Los campos de cultivo se extienden a una altitud media de 53 metros, terreno suave y fértil donde pequeños arroyos corren hacia el Cávado. No hay montañas dramáticas ni valles profundos: solo la horizontalidad productiva del Minho agrícola, salpicada por casas señoriales de granito y capillas dispersas. El Camino de Santiago Portugués Central atraviesa estas tierras, trayendo peregrinos que paran para llenar las cantimploras en las fuentes de piedra y avanzan entre viñedos de la Región de Vinos Verdes.
Sarrabulho y vino de la variedad Loureiro
La gastronomía obedece a la lógica rural: se aprovecha todo.

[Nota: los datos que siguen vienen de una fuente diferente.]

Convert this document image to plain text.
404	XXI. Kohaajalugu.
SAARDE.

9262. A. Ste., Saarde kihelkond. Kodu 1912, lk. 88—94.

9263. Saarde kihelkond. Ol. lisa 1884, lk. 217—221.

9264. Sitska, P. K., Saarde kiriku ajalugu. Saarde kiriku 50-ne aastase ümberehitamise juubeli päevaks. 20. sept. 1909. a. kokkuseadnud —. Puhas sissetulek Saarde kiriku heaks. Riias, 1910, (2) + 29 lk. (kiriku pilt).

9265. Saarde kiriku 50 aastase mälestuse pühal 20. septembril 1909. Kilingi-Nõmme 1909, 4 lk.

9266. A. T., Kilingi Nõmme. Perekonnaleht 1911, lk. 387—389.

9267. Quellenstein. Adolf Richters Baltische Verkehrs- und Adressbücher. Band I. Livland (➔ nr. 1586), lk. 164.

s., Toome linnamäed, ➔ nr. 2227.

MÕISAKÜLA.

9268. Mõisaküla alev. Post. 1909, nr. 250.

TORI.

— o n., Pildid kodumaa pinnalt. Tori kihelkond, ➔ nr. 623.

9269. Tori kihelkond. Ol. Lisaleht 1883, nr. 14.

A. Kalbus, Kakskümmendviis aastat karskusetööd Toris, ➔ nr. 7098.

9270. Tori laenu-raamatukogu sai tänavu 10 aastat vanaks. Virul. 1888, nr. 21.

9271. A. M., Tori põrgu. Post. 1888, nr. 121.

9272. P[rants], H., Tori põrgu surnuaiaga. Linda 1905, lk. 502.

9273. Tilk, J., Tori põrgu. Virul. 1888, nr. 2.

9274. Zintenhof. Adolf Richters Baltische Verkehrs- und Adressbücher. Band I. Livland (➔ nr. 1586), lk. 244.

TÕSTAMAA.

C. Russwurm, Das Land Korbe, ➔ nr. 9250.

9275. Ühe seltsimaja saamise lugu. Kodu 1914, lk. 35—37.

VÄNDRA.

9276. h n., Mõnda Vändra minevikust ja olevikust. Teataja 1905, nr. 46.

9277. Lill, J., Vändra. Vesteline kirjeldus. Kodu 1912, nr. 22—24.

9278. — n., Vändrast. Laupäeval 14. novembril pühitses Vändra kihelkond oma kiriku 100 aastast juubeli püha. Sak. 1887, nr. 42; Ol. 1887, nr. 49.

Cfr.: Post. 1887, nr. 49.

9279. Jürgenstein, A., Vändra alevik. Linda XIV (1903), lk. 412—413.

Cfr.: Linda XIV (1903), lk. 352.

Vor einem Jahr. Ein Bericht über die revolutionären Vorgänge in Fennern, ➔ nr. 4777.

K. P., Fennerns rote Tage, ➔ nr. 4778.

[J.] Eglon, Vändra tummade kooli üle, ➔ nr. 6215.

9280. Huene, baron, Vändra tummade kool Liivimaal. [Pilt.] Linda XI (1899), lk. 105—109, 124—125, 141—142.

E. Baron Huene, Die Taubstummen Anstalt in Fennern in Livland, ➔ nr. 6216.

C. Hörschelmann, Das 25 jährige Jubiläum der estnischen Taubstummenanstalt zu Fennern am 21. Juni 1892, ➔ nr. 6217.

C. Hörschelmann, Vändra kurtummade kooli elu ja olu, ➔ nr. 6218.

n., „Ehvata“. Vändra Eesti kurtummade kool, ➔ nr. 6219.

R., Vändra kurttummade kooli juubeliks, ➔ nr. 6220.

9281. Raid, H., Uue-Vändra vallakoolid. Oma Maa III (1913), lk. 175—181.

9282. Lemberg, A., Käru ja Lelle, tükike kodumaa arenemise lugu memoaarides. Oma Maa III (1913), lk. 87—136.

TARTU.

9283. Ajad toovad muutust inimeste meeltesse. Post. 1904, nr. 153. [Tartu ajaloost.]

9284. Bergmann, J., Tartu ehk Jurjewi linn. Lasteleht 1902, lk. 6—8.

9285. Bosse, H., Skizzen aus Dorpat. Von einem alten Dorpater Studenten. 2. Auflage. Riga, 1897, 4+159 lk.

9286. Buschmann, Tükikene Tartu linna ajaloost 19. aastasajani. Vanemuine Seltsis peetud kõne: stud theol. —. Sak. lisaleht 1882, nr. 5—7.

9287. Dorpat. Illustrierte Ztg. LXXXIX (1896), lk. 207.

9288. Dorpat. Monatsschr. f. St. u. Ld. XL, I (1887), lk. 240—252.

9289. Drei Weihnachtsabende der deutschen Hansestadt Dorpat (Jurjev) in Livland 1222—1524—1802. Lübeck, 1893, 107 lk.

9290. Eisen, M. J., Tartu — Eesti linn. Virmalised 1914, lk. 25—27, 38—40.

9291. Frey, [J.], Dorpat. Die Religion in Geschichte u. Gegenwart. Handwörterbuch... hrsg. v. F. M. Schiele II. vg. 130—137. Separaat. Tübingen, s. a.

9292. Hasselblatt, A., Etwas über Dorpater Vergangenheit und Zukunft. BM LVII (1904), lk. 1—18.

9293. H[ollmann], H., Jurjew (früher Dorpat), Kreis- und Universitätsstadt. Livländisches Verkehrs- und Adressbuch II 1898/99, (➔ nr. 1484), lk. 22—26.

El arroz de sarrabulho, plato denso y oscuro hecho con la sangre del cerdo, aparece en las mesas junto a los rojões à minhota, carne marinada en pimentón y ajo. El caldo verde humea en las cazuelas de barro, y el cabrito asado en horno de leña se reserva para ocasiones especiales. Entre los postres, los queijinhos do céu y las trouxas de ovos alargan la dulzura. El vino verde —blanco de la variedad Loureiro o tinto del Vinhão— lo acompaña todo, servido fresco en vasos bajos. En las cocinas más tradicionales, botellas de aguardiente de madroño y licores de hierbas caseros aguardan la digestión.
La Fiesta de las Cruces y el Entrudo con máscaras
Mayo sigue siendo el mes de las Cruces, cuando las procesiones salen de la iglesia y recorren los caminos adornados. La devoción se mezcla con la verbena, la música de los conjuntos folklóricos y el olor a chorizo asado. Durante el Entrudo, las máscaras de madera vuelven a salir, tradición que persiste en las aldeas minhotas donde el carnaval nunca fue solo confeti y serpentinas. Las misas de difuntos y las bodas con cantares a desgarrada mantienen la liturgia del día a día comunitario.
Caminar por los senderos rurales entre quintas y huertos es adentrarse en un paisaje cultural que no necesita clasificación oficial para existir. El retablo dorado de la iglesia de São Pedro refleja la luz de la tarde, y en las cruces adornadas de mayo aún tiemblan los últimos paños al viento: memoria viva de una parroquia que, aunque extinta en el papel, sigue grabada en la piedra, en la tierra fresca y en el sabor agrio del vino verde.